Broker-dealer regulation in connection with the sale of private fund interests has become a focus of SEC inquiry. The David Blass speech on private funds and broker-dealer registration highlights the issue. If you have internal marketing people who are getting paid transaction based compensation for selling fund interests, there may be an issue. Even if you don’t pay a commission-like compensation to dedicated internal marketing people you may have a problem.
The big problem with having your internal marketing people re-cast as broker-dealers is that if they are not registered, your fund investors could have a rescission right. One way to deal with the broker-dealer issue is to use a third-party placement agent. Then, the fund manager would not need as much internal marketing manpower. The fund could rely on the placement agent’s broker-dealer registration.

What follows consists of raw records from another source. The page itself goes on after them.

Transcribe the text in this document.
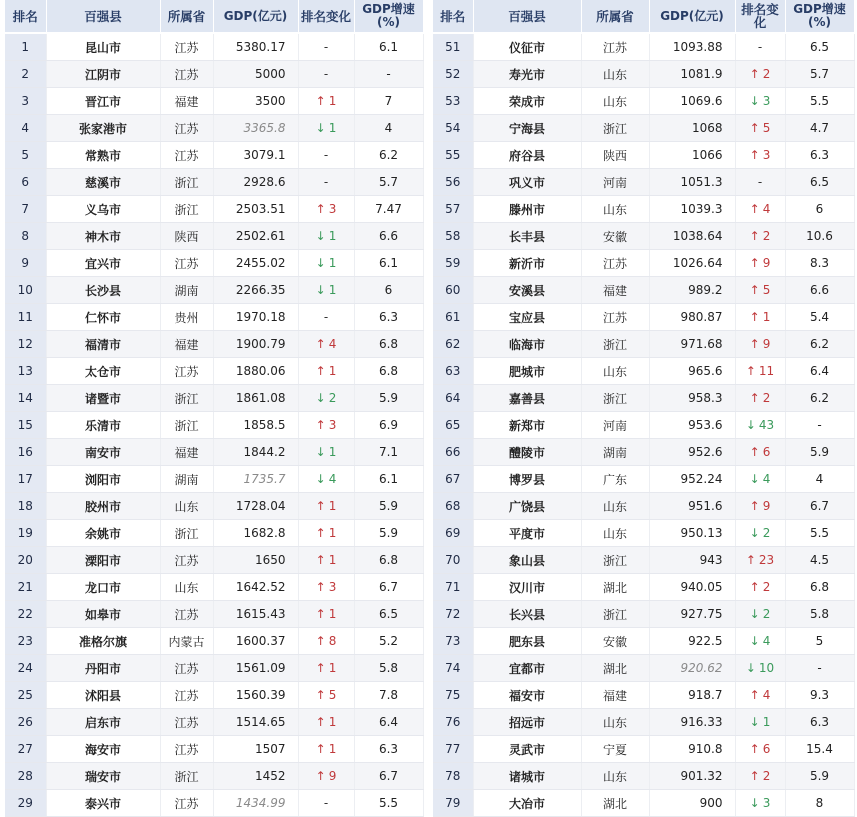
排名	百强县	所属省	GDP(亿元)	排名变化	GDP增速(%)
1	昆山市	江苏	5380.17	-	6.1
2	江阴市	江苏	5000	-	-
3	晋江市	福建	3500	↑ 1	7
4	张家港市	江苏	3365.8	↓ 1	4
5	常熟市	江苏	3079.1	-	6.2
6	慈溪市	浙江	2928.6	-	5.7
7	义乌市	浙江	2503.51	↑ 3	7.47
8	神木市	陕西	2502.61	↓ 1	6.6
9	宜兴市	江苏	2455.02	↓ 1	6.1
10	长沙县	湖南	2266.35	↓ 1	6
11	仁怀市	贵州	1970.18	-	6.3
12	福清市	福建	1900.79	↑ 4	6.8
13	太仓市	江苏	1880.06	↑ 1	6.8
14	诸暨市	浙江	1861.08	↓ 2	5.9
15	乐清市	浙江	1858.5	↑ 3	6.9
16	南安市	福建	1844.2	↓ 1	7.1
17	浏阳市	湖南	1735.7	↓ 4	6.1
18	胶州市	山东	1728.04	↑ 1	5.9
19	余姚市	浙江	1682.8	↑ 1	5.9
20	溧阳市	江苏	1650	↑ 1	6.8
21	龙口市	山东	1642.52	↑ 3	6.7
22	如皋市	江苏	1615.43	↑ 1	6.5
23	准格尔旗	内蒙古	1600.37	↑ 8	5.2
24	丹阳市	江苏	1561.09	↑ 1	5.8
25	沭阳县	江苏	1560.39	↑ 5	7.8
26	启东市	江苏	1514.65	↑ 1	6.4
27	海安市	江苏	1507	↑ 1	6.3
28	瑞安市	浙江	1452	↑ 9	6.7
29	泰兴市	江苏	1434.99	-	5.5
排名	百强县	所属省	GDP(亿元)	排名变化	GDP增速(%)
51	仪征市	江苏	1093.88	-	6.5
52	寿光市	山东	1081.9	↑ 2	5.7
53	荣成市	山东	1069.6	↓ 3	5.5
54	宁海县	浙江	1068	↑ 5	4.7
55	府谷县	陕西	1066	↑ 3	6.3
56	巩义市	河南	1051.3	-	6.5
57	滕州市	山东	1039.3	↑ 4	6
58	长丰县	安徽	1038.64	↑ 2	10.6
59	新沂市	江苏	1026.64	↑ 9	8.3
60	安溪县	福建	989.2	↑ 5	6.6
61	宝应县	江苏	980.87	↑ 1	5.4
62	临海市	浙江	971.68	↑ 9	6.2
63	肥城市	山东	965.6	↑ 11	6.4
64	嘉善县	浙江	958.3	↑ 2	6.2
65	新郑市	河南	953.6	↓ 43	-
66	醴陵市	湖南	952.6	↑ 6	5.9
67	博罗县	广东	952.24	↓ 4	4
68	广饶县	山东	951.6	↑ 9	6.7
69	平度市	山东	950.13	↓ 2	5.5
70	象山县	浙江	943	↑ 23	4.5
71	汉川市	湖北	940.05	↑ 2	6.8
72	长兴县	浙江	927.75	↓ 2	5.8
73	肥东县	安徽	922.5	↓ 4	5
74	宜都市	湖北	920.62	↓ 10	-
75	福安市	福建	918.7	↑ 4	9.3
76	招远市	山东	916.33	↓ 1	6.3
77	灵武市	宁夏	910.8	↑ 6	15.4
78	诸城市	山东	901.32	↑ 2	5.9
79	大冶市	湖北	900	↓ 3	8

But the SEC started a witch hunt against placement agents in 2009 when it threatened to ban the use of placement agents when dealing with government pension plans. That put fund managers on the defensive when dealing with placement agents. Individual states began instituting their own bans on placement agents. Many investors raised a red flag for compliance issues when a placement agent was involved in a fundraising.
Placement agents had to give some thought as to how they operated their businesses given that they are precluded from acting as an agent when dealing with the big dollars of pension plans.
Of course, many fund managers bulked up their internal marketing groups to deal with the lesser assistance they would get from placement agents. Now the SEC is going after those groups. Unfortunately, the SEC is being very inconsistent on how it wants private funds with savvy investors to operate now that they are under the stricter scrutiny of the SEC.